Seafood and you may testing

Inside the spawning 12 months (later booleaf wrasse were trapped from the hook and range inside the seaside seas close to the Fisheries Lookup Research, Kyushu School and you will relocated to the new research. Fish was indeed kept in five-hundred-litre fiberglass tanks which have blocked seawater, less than natural go out-size and water temperature, and you may fed krill and you may real time hermit crab daily. Immediately following guaranteeing everyday spawning, 4–six people seafood (weight – g, overall duration 113–159 mm) had been tested at , , , and hours. Fish have been anesthetized with 2-phenoxyethanol (3 hundred ppm), and you will blood samples was in fact gathered about caudal vessel using syringes fitting that have twenty-five-grams getting 20 min. The latest split serum was kept in the ?30°C until assayed to own steroid level. Shortly after bloodstream sampling, fish was slain of the decapitation, and the ovaries were dissected aside. To have ovarian histology, short ovarian fragments was indeed fixed into the Bouin’s provider, dehydrated, and you may inserted inside Technovit resin (Kulzer, Wehrheim). The fresh developmental levels away from oocytes was in fact before said (Matsuyama et al., 1998b).

Brand new developmental grade of one’s prominent oocytes in the seafood compiled during the , , and hour was basically tertiary yolk (TY), early migratory nucleus (EMN), and late migratory nucleus (LMN) degrees, correspondingly. The greatest hair follicles from the seafood sampled at hr, in which germinal vesicle dysfunction (GVBD) had already took place additionally the cytoplasm try transparent on account of yolk proteolysis and you can moisture, was indeed known as adult (M) phase.

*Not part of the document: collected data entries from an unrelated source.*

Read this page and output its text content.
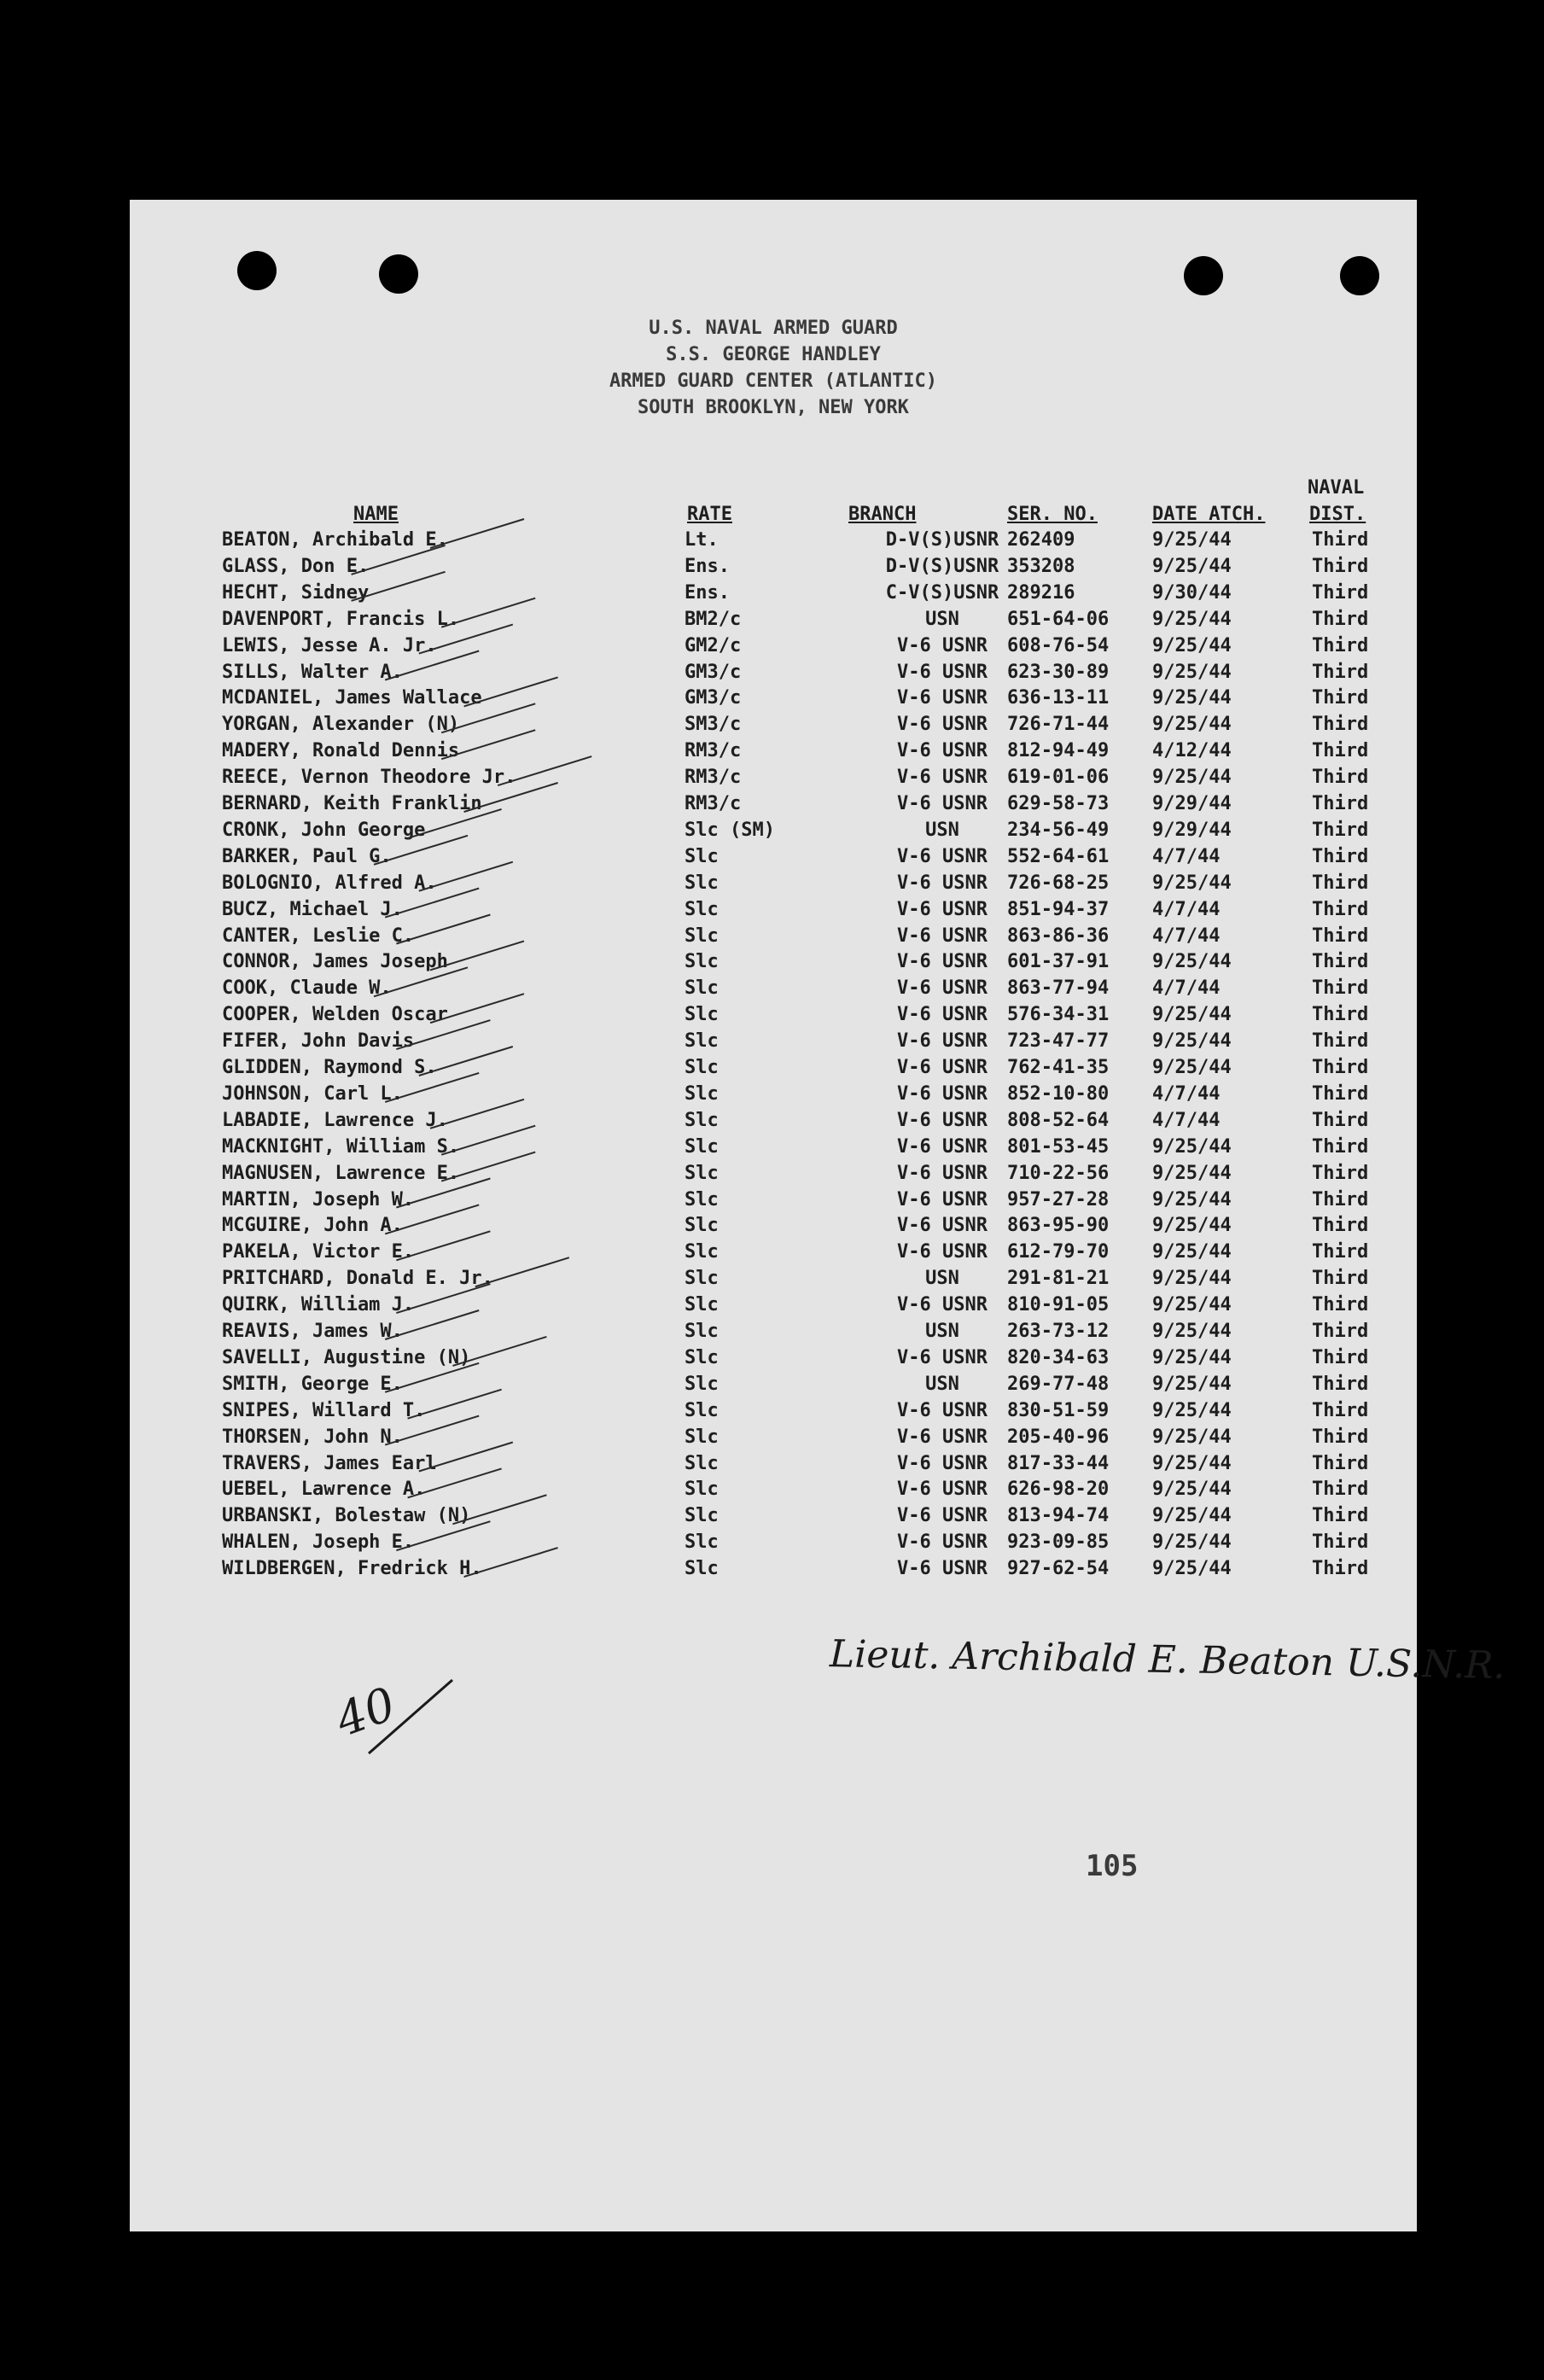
U.S. NAVAL ARMED GUARD
S.S. GEORGE HANDLEY
ARMED GUARD CENTER (ATLANTIC)
SOUTH BROOKLYN, NEW YORK
NAVAL
NAME	RATE	BRANCH	SER. NO.	DATE ATCH. DIST.
BEATON, Archibald E.	Lt.	D-V(S)USNR 262409	9/25/44	Third
GLASS, Don E.	Ens.	D-V(S)USNR 353208	9/25/44	Third
HECHT, Sidney	Ens.	C-V(S)USNR 289216	9/30/44	Third
DAVENPORT, Francis L.	BM2/c	USN	651-64-06 9/25/44	Third
LEWIS, Jesse A. Jr.	GM2/c	V-6 USNR	608-76-54 9/25/44	Third
SILLS, Walter A.	GM3/c	V-6 USNR	623-30-89 9/25/44	Third
MCDANIEL, James Wallace	GM3/c	V-6 USNR	636-13-11 9/25/44	Third
YORGAN, Alexander (N)	SM3/c	V-6 USNR	726-71-44 9/25/44	Third
MADERY, Ronald Dennis	RM3/c	V-6 USNR	812-94-49 4/12/44	Third
REECE, Vernon Theodore Jr.	RM3/c	V-6 USNR	619-01-06 9/25/44	Third
BERNARD, Keith Franklin	RM3/c	V-6 USNR	629-58-73 9/29/44	Third
CRONK, John George	Slc (SM)	USN	234-56-49 9/29/44	Third
BARKER, Paul G.	Slc	V-6 USNR	552-64-61 4/7/44	Third
BOLOGNIO, Alfred A.	Slc	V-6 USNR	726-68-25 9/25/44	Third
BUCZ, Michael J.	Slc	V-6 USNR	851-94-37 4/7/44	Third
CANTER, Leslie C.	Slc	V-6 USNR	863-86-36 4/7/44	Third
CONNOR, James Joseph	Slc	V-6 USNR	601-37-91 9/25/44	Third
COOK, Claude W.	Slc	V-6 USNR	863-77-94 4/7/44	Third
COOPER, Welden Oscar	Slc	V-6 USNR	576-34-31 9/25/44	Third
FIFER, John Davis	Slc	V-6 USNR	723-47-77 9/25/44	Third
GLIDDEN, Raymond S.	Slc	V-6 USNR	762-41-35 9/25/44	Third
JOHNSON, Carl L.	Slc	V-6 USNR	852-10-80 4/7/44	Third
LABADIE, Lawrence J.	Slc	V-6 USNR	808-52-64 4/7/44	Third
MACKNIGHT, William S.	Slc	V-6 USNR	801-53-45 9/25/44	Third
MAGNUSEN, Lawrence E.	Slc	V-6 USNR	710-22-56 9/25/44	Third
MARTIN, Joseph W.	Slc	V-6 USNR	957-27-28 9/25/44	Third
MCGUIRE, John A.	Slc	V-6 USNR	863-95-90 9/25/44	Third
PAKELA, Victor E.	Slc	V-6 USNR	612-79-70 9/25/44	Third
PRITCHARD, Donald E. Jr.	Slc	USN	291-81-21 9/25/44	Third
QUIRK, William J.	Slc	V-6 USNR	810-91-05 9/25/44	Third
REAVIS, James W.	Slc	USN	263-73-12 9/25/44	Third
SAVELLI, Augustine (N)	Slc	V-6 USNR	820-34-63 9/25/44	Third
SMITH, George E.	Slc	USN	269-77-48 9/25/44	Third
SNIPES, Willard T.	Slc	V-6 USNR	830-51-59 9/25/44	Third
THORSEN, John N.	Slc	V-6 USNR	205-40-96 9/25/44	Third
TRAVERS, James Earl	Slc	V-6 USNR	817-33-44 9/25/44	Third
UEBEL, Lawrence A.	Slc	V-6 USNR	626-98-20 9/25/44	Third
URBANSKI, Bolestaw (N)	Slc	V-6 USNR	813-94-74 9/25/44	Third
WHALEN, Joseph E.	Slc	V-6 USNR	923-09-85 9/25/44	Third
WILDBERGEN, Fredrick H.	Slc	V-6 USNR	927-62-54 9/25/44	Third
Lieut. Archibald E. Beaton U.S.N.R.
40
105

Having white microscopy, 4-?m-heavy sections was in fact slashed and you can tarnished with step 1% toluidine blue soluton

Ovarian follicles collected at hr were used for in vitro incubation with radiolabeled steroid precursors. After decapitation, the ovaries were removed and placed in ice-cold Ringer’s solution (140 mM NaCl, 5 mM KCl, 2 mM CaCl₂, 0.8 mM MgSO₄, 1.5 mM NaH₂PO₄, 2 mM NaHCO₃, 20 mM Hepes, pH adjusted to 7.5 with 1 N NaOH). The largest follicles (n=250) were isolated and gathered with forceps and pipettes. After removing of excess solution, follicles were frozen in liquid nitrogen and stored at ?80°C until use. Our preliminary experiments revealed that there was little difference in the steroid metabolic patterns during the incubation with frozen and intact follicles.

250 follicles were placed in a 10-ml glass tube with 1 ml of sucrose buffer (250 mM sucrose, 20 mM Hepes, pH adjusted to 7.6 with 1 N NaOH). Ten pmol of [ 3 H]P5, [ 3 H]17-P, [ 14 C]DHEA, [ 14 C]AD, [ 14 C]T, or [ 3 H]E1 were dissolved in 150 ?l sucrose buffer. Coenzymes (NAD, NADH, NADP, and NADPH; 10 mM each) were dissolved in a solution that consisted of 100 ?l MgCl₂ (20 mM) and 50 ?l citrate buffer (5 mM, pH 7.3). At the start of incubation, both radiolabeled precursor and coenzymes solutions were added to the incubation media. Incubations were performed at 20°C for 2 hr with constant shaking. At the end of incubation, steroids were extracted three times from the media with 4 ml dichloromethane. The extract was concentrated and applied to a thin layer chromatography (TLC) plate (60F254; Merck, Darmstadt, Germany) with non-radioactive standard steroids, i.e., E1, E2, AD, T, progesterone, 17-P, and 17,20?-dihydroxy-4-pregnen-3-one (17,20?-P), and then developed in benzene:acetone (4:1). Radioactive steroid metabolites were analyzed with a BAS 1500 bio-imaging analyzer (Fuji Film, Tokyo), and standard E1 and E2 were visualized by exposure to iodine vapor. Other standard steroids were detected by UV absorption at 254 nm. Radioactive steroids were scraped from the TLC plates and extracted three vanilla umbrella giriÅŸ times with 3 ml diethyl ether. Some radioactive metabolites were further separated in different solvent systems. Radiolabeled steroid metabolites were identified by their chromatographic mobility in TLC and by recrystallization as described by Axelrod et al. (1965).